Learning Design Bootcamp

Last month saw the culmination of the Learning Design Bootcamp I have been involved with and it has been an interesting experience to see how the teams have progressed through the bootcamp.

The bootcamp was the idea of Dr Maria Toro-Troconis from CEG Digital and co-ordinated by a committee involving representatives from a number of UK universities. The aim of the bootcamp was to bring together teams of academics and learning technologists who would work together on the design and development of a blended or fully online module. The bootcamp was run over three months with two face-to-face days at the start and end and support from mentors in between. The call for participation went out in March 2019 and resulted in five teams being selected, although one subsequently withdrew. The bootcamp kicked off in May 2019 with a meeting here at City, University of London where participants were introduced to the CoDesigns framework and had the opportunity to start planning their module design in their teams.

The teams then had three months to use the knowledge they had gained about the CoDesignS framework to design and develop their proposed module. The final day of the bootcamp was held in July 2019 at City. The day kicked off with a fascinating talk from Tim Neumann (UCL Institute of Education) taking us on a tour of the work of the Institution of Education on capturing learning designs and culminated in an introduction to the Learning Designer tool.

Then the bootcamp teams from Manchester Metropolitan University, University of Warwick, University of East London and Southampton Solent University presented their work. I was invited to be on the judging panel alongside Tim Neumann (UCL Institute of Education), Laura Coutts (CEG Digital) and Professor Manuel Frutos-Perez (CEG Digital). We were asked to look at how the teams had engaged with the CoDesigns Framework, how they had worked together and what they had developed in their virtual learning environment.
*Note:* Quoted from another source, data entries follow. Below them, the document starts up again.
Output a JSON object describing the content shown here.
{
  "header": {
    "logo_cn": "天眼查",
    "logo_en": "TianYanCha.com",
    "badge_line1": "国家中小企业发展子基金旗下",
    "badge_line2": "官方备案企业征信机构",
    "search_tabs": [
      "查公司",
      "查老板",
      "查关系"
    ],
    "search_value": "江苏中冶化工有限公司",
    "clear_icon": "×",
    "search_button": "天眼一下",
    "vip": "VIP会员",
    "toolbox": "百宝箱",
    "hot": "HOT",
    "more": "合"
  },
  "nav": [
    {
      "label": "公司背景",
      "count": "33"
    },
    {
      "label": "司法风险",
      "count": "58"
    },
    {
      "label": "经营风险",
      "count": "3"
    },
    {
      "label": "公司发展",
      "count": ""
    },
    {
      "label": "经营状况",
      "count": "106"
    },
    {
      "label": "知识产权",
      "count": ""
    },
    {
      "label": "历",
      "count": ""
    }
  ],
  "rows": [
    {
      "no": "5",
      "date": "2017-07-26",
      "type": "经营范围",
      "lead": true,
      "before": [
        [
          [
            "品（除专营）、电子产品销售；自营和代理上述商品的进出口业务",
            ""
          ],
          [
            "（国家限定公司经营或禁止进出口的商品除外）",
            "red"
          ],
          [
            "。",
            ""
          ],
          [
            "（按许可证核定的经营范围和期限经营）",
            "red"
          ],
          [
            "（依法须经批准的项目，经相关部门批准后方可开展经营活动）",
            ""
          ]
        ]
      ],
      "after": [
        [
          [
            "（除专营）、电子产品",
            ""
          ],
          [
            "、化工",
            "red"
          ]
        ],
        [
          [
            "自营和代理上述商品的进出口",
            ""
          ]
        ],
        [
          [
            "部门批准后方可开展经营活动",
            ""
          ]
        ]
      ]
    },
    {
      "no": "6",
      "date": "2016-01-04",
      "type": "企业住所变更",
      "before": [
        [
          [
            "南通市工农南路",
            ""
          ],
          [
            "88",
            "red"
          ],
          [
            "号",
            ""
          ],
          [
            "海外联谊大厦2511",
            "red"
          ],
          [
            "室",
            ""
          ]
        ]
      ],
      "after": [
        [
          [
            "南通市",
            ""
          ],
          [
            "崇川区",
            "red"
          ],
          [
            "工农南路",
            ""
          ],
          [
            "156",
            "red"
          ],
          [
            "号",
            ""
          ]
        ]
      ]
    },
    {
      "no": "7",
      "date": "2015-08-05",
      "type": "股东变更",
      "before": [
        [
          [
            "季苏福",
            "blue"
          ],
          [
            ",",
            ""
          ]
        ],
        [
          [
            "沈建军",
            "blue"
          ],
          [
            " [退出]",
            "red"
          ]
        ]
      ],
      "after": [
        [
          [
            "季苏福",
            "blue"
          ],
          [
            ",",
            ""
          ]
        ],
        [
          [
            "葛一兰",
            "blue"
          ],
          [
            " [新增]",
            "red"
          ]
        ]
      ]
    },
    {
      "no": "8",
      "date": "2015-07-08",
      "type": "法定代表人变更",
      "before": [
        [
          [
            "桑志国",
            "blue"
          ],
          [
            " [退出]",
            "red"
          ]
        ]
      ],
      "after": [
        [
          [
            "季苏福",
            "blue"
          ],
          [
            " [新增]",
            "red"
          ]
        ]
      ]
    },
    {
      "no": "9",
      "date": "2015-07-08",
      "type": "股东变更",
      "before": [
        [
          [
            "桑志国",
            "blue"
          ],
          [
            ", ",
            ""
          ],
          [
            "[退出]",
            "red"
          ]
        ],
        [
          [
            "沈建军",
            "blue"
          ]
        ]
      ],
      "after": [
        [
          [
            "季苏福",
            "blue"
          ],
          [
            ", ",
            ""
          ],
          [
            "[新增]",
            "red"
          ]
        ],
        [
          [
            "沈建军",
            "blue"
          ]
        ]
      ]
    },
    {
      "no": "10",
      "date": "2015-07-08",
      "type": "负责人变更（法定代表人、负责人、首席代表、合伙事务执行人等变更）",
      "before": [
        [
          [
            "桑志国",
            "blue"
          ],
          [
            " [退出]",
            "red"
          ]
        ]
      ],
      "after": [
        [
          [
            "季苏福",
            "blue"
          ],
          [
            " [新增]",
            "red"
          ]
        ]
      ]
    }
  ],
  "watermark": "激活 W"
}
The day ended by crowning the team from Manchester Metropolitan University as the bootcamp winners. One of the defining moments of their presentation for me was seeing the level of collaboration between the academics and learning technologists, which was emphasised by a co-presentation between the Learning Technologists in the room and video clips of the academics.

Following on from the bootcamp, I am undertaking some research with Maria using the behaviour change wheel to investigate the capabilities, opportunities and motivations of academic and learning technologists taking part in the bootcamp. We will be presenting our findings at the Association for Learning Technology conference (ALT-C) in Edinburgh in September. We are also planning the 2020 bootcamp and the call for proposals will be launched at ALT-C.